- Rating:
- Servings:
- 4
- Difficulty:
- Total Time:
- Recipe By:
- Aaron Sanchez
Ingredients
- Olive Oil for cooking
- 1 medium Organic Yellow Onion diced
- 1 clove Organic Garlic minced
- 1 Poblano Pepper roasted peeled seeded and diced
- 10 Squash Blossoms
- 1/2 cup Chicken Stock
- 3 sprigs Dried Epazote finely chopped
- Salt and Fresh Ground Black Pepper
- 4 Flour Tortillas (10 inches)
- 1/4 pound Queso Blanco grated
Directions
Heat a large sauté pan with a little oil and sauté the onion, garlic, and the roasted poblano pepper for 5 minutes, until the onions have become translucent. Then, add the squash blossoms and deglaze with chicken stock. Add the epazote, and cook for another 5 minutes until squash blossoms have wilted. Season with salt and pepper, and set aside to cool.

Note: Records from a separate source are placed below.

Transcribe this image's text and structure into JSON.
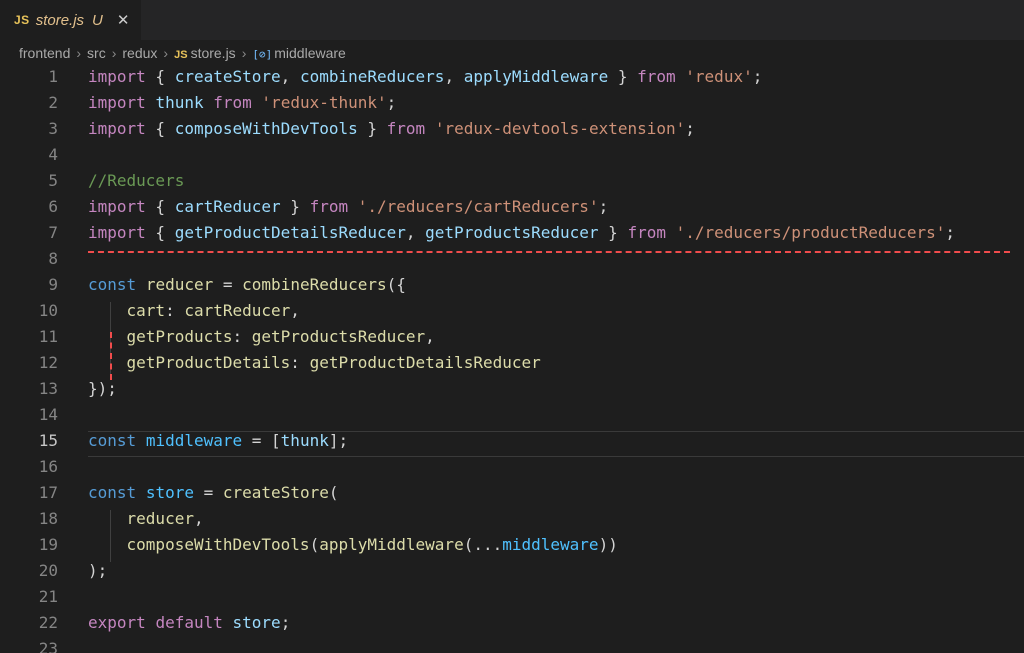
{
  "tab": {
    "badge": "JS",
    "filename": "store.js",
    "status": "U",
    "close": "✕"
  },
  "breadcrumb": {
    "items": [
      "frontend",
      "src",
      "redux"
    ],
    "file_badge": "JS",
    "file": "store.js",
    "symbol_icon": "[⊘]",
    "symbol": "middleware",
    "separator": "›"
  },
  "editor": {
    "active_line": "15",
    "lines": [
      {
        "n": "1",
        "tokens": [
          [
            "kw",
            "import"
          ],
          [
            "pun",
            " { "
          ],
          [
            "var",
            "createStore"
          ],
          [
            "pun",
            ", "
          ],
          [
            "var",
            "combineReducers"
          ],
          [
            "pun",
            ", "
          ],
          [
            "var",
            "applyMiddleware"
          ],
          [
            "pun",
            " } "
          ],
          [
            "kw",
            "from"
          ],
          [
            "pun",
            " "
          ],
          [
            "str",
            "'redux'"
          ],
          [
            "pun",
            ";"
          ]
        ]
      },
      {
        "n": "2",
        "tokens": [
          [
            "kw",
            "import"
          ],
          [
            "pun",
            " "
          ],
          [
            "var",
            "thunk"
          ],
          [
            "pun",
            " "
          ],
          [
            "kw",
            "from"
          ],
          [
            "pun",
            " "
          ],
          [
            "str",
            "'redux-thunk'"
          ],
          [
            "pun",
            ";"
          ]
        ]
      },
      {
        "n": "3",
        "tokens": [
          [
            "kw",
            "import"
          ],
          [
            "pun",
            " { "
          ],
          [
            "var",
            "composeWithDevTools"
          ],
          [
            "pun",
            " } "
          ],
          [
            "kw",
            "from"
          ],
          [
            "pun",
            " "
          ],
          [
            "str",
            "'redux-devtools-extension'"
          ],
          [
            "pun",
            ";"
          ]
        ]
      },
      {
        "n": "4",
        "tokens": []
      },
      {
        "n": "5",
        "tokens": [
          [
            "cmt",
            "//Reducers"
          ]
        ]
      },
      {
        "n": "6",
        "tokens": [
          [
            "kw",
            "import"
          ],
          [
            "pun",
            " { "
          ],
          [
            "var",
            "cartReducer"
          ],
          [
            "pun",
            " } "
          ],
          [
            "kw",
            "from"
          ],
          [
            "pun",
            " "
          ],
          [
            "str",
            "'./reducers/cartReducers'"
          ],
          [
            "pun",
            ";"
          ]
        ]
      },
      {
        "n": "7",
        "tokens": [
          [
            "kw",
            "import"
          ],
          [
            "pun",
            " { "
          ],
          [
            "var",
            "getProductDetailsReducer"
          ],
          [
            "pun",
            ", "
          ],
          [
            "var",
            "getProductsReducer"
          ],
          [
            "pun",
            " } "
          ],
          [
            "kw",
            "from"
          ],
          [
            "pun",
            " "
          ],
          [
            "str",
            "'./reducers/productReducers'"
          ],
          [
            "pun",
            ";"
          ]
        ]
      },
      {
        "n": "8",
        "tokens": []
      },
      {
        "n": "9",
        "tokens": [
          [
            "st",
            "const"
          ],
          [
            "pun",
            " "
          ],
          [
            "fn",
            "reducer"
          ],
          [
            "pun",
            " = "
          ],
          [
            "fn",
            "combineReducers"
          ],
          [
            "pun",
            "({"
          ]
        ]
      },
      {
        "n": "10",
        "tokens": [
          [
            "pun",
            "    "
          ],
          [
            "fn",
            "cart"
          ],
          [
            "pun",
            ": "
          ],
          [
            "fn",
            "cartReducer"
          ],
          [
            "pun",
            ","
          ]
        ]
      },
      {
        "n": "11",
        "tokens": [
          [
            "pun",
            "    "
          ],
          [
            "fn",
            "getProducts"
          ],
          [
            "pun",
            ": "
          ],
          [
            "fn",
            "getProductsReducer"
          ],
          [
            "pun",
            ","
          ]
        ]
      },
      {
        "n": "12",
        "tokens": [
          [
            "pun",
            "    "
          ],
          [
            "fn",
            "getProductDetails"
          ],
          [
            "pun",
            ": "
          ],
          [
            "fn",
            "getProductDetailsReducer"
          ]
        ]
      },
      {
        "n": "13",
        "tokens": [
          [
            "pun",
            "});"
          ]
        ]
      },
      {
        "n": "14",
        "tokens": []
      },
      {
        "n": "15",
        "tokens": [
          [
            "st",
            "const"
          ],
          [
            "pun",
            " "
          ],
          [
            "cst",
            "middleware"
          ],
          [
            "pun",
            " = ["
          ],
          [
            "var",
            "thunk"
          ],
          [
            "pun",
            "];"
          ]
        ]
      },
      {
        "n": "16",
        "tokens": []
      },
      {
        "n": "17",
        "tokens": [
          [
            "st",
            "const"
          ],
          [
            "pun",
            " "
          ],
          [
            "cst",
            "store"
          ],
          [
            "pun",
            " = "
          ],
          [
            "fn",
            "createStore"
          ],
          [
            "pun",
            "("
          ]
        ]
      },
      {
        "n": "18",
        "tokens": [
          [
            "pun",
            "    "
          ],
          [
            "fn",
            "reducer"
          ],
          [
            "pun",
            ","
          ]
        ]
      },
      {
        "n": "19",
        "tokens": [
          [
            "pun",
            "    "
          ],
          [
            "fn",
            "composeWithDevTools"
          ],
          [
            "pun",
            "("
          ],
          [
            "fn",
            "applyMiddleware"
          ],
          [
            "pun",
            "(..."
          ],
          [
            "cst",
            "middleware"
          ],
          [
            "pun",
            "))"
          ]
        ]
      },
      {
        "n": "20",
        "tokens": [
          [
            "pun",
            ");"
          ]
        ]
      },
      {
        "n": "21",
        "tokens": []
      },
      {
        "n": "22",
        "tokens": [
          [
            "kw",
            "export"
          ],
          [
            "pun",
            " "
          ],
          [
            "kw",
            "default"
          ],
          [
            "pun",
            " "
          ],
          [
            "var",
            "store"
          ],
          [
            "pun",
            ";"
          ]
        ]
      },
      {
        "n": "23",
        "tokens": []
      }
    ]
  },
  "colors": {
    "background": "#1e1e1e",
    "tab_bar": "#252526",
    "keyword": "#c586c0",
    "storage": "#569cd6",
    "function": "#dcdcaa",
    "variable": "#9cdcfe",
    "constant": "#4fc1ff",
    "string": "#ce9178",
    "comment": "#6a9955",
    "error": "#f14c4c",
    "modified_file": "#e2c08d"
  }
}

To compose the quesadilla lay the 2 of the tortillas on a flat surface. Distribute the cheese equally on both tortillas. Then, spread 1/2 of the squash blossom filling over the cheese. Cover with the other tortilla, place on heated griddle on nonstick sauté pan with a little oil, and cook for 3 minutes on each side. When nice and golden brown on each side and cheese has melted, remove and cut into quarters.